In actual numbers, 94.8 percent of women with genetic results indicating a low risk of advanced disease but “clinical” results indicating a high risk made it to five years without their cancer advancing if they skipped chemo. Among patients with similar test results who opted for drug treatments, 96.7 percent did. Looked at another way, 5.2 percent of the no-chemo group saw their cancer advance within five years, while 3.3 percent of women who had chemo did.
The study, led by Dr. Martine Piccart of the Jules Bordet Institute in Brussels and conducted in nine European countries, is the latest to assess how well genetics can guide cancer treatment, not only to identify a treatment but also to say when treatment (especially chemo) can safely be skipped.
A 2015 study, also in breast cancer, reported that a test of 21 genes, called Oncotype DX, could identify which patients have a 99 percent chance of surviving without metastatic tumors appearing in the next five years even though they did not have chemotherapy.
The genetic test used in MINDACT, called MammaPrint, analyzes 70 genes associated with a breast tumor’s chance of metastasizing. It was approved for early breast cancer by the Food and Drug Administration in 2007 and has a list price of $4,200, which Medicare and some private insurance plans cover.
The study was funded by the nonprofit European Organisation for Research and Treatment of Cancer; six of the 34 authors have financial or other ties to Agendia. Study coauthor Laura van’t Veer of the University of California, San Francisco, is the company’s cofounder, its chief research officer, and inventor of MammaPrint.

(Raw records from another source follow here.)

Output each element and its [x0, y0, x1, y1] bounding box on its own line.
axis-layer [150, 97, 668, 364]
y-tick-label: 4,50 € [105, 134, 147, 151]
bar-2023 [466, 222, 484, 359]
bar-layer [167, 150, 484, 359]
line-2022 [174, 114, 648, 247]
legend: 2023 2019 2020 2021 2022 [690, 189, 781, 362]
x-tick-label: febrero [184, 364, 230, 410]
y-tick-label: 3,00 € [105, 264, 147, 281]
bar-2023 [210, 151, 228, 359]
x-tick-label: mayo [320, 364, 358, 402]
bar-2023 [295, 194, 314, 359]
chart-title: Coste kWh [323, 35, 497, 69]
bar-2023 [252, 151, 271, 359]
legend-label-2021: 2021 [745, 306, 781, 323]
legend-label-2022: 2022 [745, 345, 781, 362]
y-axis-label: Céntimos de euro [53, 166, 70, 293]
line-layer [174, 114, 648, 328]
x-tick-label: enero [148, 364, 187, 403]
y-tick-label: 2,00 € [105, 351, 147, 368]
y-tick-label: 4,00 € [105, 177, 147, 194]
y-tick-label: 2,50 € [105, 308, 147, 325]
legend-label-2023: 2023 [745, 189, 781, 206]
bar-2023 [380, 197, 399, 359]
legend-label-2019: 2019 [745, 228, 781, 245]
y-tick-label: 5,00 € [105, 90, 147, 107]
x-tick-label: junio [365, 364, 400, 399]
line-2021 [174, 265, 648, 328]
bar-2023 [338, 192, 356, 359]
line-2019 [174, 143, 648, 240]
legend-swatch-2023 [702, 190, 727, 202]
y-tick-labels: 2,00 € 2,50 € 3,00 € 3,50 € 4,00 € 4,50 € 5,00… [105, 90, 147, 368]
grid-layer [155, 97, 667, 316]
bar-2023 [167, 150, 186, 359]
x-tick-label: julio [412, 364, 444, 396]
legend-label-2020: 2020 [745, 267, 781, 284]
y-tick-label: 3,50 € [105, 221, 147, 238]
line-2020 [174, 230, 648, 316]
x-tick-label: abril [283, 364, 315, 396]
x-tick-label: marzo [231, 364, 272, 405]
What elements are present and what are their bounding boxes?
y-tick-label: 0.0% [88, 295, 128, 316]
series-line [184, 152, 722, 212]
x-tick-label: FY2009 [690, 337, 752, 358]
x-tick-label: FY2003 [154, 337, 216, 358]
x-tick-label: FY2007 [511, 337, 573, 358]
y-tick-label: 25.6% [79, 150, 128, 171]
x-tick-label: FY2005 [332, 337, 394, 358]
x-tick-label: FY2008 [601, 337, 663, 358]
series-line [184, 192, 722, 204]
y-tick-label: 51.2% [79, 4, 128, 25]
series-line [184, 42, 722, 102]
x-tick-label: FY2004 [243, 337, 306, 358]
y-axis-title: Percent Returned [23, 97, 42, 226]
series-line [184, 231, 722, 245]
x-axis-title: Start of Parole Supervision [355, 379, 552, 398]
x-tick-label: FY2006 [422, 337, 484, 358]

She defended the study’s focus on five-year results because if breast cancer is going to metastasize it is most likely to do so in the first two to five years after a woman’s initial treatment. As to whether the 1.5-percentage-point lower chance of avoiding metastasis is enough to make women ignore the encouraging genetic results and choose drug therapy, “the small benefit [of that therapy] is something to discuss between a woman and her physician,” said van’t Veer. “Everyone has to reach their own judgment.”